APJ eCrime Landscape Report Highlights:
Based on frontline intelligence from CrowdStrike’s elite threat hunters and intelligence analysts tracking more than 265 named adversaries, the report reveals:
- Chinese eCrime Marketplaces Evade Oversight: Amid tightened restrictions, Chinese underground markets — including Chang’an, FreeCity, and Huione Guarantee — preserve anonymity across clearnet, darknet, and Telegram channels. This decentralised ecosystem remains a hub for Chinese-speaking actors focused on operational security (OPSEC), with Huione Guarantee alone processing an estimated $27 billion USD before its 2025 disruption.
- AI Escalates Big Game Hunting Ransomware Campaigns: AI-accelerated ransomware on high-value targets surged, with India, Australia, and Japan among the most impacted countries. Emerging Ransomware-as-a-Service providers KillSec and Funklocker – leveraging AI-developed malware–accounted for more than 120 incidents. Top targeted sectors included manufacturing, technology, and financial services, with 763 victims publicly named on dedicated leak sites.
- Chinese-speaking actors exploit Japanese Trading Accounts: Coordinated account takeover (ATO) campaigns targeting Japanese securities platforms compromised users to inflate the value of thinly traded China-based stocks artificially. This pump-and-dump scheme, attributed to Chinese-speaking threat actors, utilised shared phishing infrastructure to sell victim data on underground forums, including the Chang’an Marketplace.

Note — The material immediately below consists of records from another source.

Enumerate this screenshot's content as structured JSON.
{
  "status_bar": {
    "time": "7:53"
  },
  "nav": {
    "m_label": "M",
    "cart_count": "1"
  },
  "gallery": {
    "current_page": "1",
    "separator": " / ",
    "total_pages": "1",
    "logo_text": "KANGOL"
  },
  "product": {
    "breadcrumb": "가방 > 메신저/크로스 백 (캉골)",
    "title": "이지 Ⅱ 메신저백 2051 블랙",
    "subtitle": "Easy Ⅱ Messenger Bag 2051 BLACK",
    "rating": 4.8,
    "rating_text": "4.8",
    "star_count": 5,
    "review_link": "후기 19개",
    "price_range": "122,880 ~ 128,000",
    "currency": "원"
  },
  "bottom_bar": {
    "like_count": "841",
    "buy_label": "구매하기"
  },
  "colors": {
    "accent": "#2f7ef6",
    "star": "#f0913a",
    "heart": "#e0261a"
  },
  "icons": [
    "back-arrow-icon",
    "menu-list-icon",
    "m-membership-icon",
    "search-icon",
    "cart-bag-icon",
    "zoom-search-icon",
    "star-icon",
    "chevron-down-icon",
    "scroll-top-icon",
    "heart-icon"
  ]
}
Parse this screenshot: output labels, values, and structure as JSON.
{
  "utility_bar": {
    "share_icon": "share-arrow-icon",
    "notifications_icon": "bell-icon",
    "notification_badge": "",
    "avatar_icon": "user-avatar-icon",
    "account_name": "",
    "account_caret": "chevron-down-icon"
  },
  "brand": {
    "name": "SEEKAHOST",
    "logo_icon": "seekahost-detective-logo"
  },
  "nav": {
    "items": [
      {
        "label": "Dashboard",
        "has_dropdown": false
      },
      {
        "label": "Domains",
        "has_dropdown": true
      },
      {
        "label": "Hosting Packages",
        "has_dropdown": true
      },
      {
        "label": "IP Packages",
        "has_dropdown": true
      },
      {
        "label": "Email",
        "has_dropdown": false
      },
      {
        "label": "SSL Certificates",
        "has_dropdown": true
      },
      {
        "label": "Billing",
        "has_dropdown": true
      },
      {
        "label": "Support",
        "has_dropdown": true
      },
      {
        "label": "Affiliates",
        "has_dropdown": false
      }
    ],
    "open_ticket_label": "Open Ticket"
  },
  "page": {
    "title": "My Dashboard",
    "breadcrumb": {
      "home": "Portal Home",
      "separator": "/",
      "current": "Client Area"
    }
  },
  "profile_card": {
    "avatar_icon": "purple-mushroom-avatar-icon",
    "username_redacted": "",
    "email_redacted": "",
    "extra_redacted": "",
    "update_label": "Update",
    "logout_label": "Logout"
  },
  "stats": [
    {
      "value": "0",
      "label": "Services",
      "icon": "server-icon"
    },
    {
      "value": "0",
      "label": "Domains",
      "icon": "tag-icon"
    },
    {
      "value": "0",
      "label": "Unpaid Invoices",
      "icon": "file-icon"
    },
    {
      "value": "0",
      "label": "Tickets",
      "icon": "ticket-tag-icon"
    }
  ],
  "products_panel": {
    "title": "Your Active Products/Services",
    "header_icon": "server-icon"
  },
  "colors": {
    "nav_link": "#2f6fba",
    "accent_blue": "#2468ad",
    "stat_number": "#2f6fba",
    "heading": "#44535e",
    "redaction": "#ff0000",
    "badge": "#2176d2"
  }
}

- eCrime Service Providers Industrialise Attacks: Providers such as CDNCLOUD (Bulletproof Hosting), Magical Cat (Phishing-as-a-Service), and Graves International SMS (Global Spam Service) enabled scalable phishing, malware distribution, and monetisation operations throughout the region.
- Remote Access Tools Target Regional Users: Likely Chinese-speaking eCrime actors deployed tools like ChangemeRAT, ElseRAT, and WhiteFoxRAT to exploit Chinese- and Japanese-speaking users through SEO poisoning, malvertising, and phishing attacks masquerading as purchase orders.
“eCrime actors are industrialising cybercrime across APJ through thriving underground markets and complex ransomware operations. Simultaneously, AI-developed malware enables adversaries to launch high-velocity, high-volume attacks,” said Adam Meyers, head of counter-adversary operations at CrowdStrike. “Defenders must meet this new pace of attack with decisive action, powered by AI, informed by human experience, and unified in response.”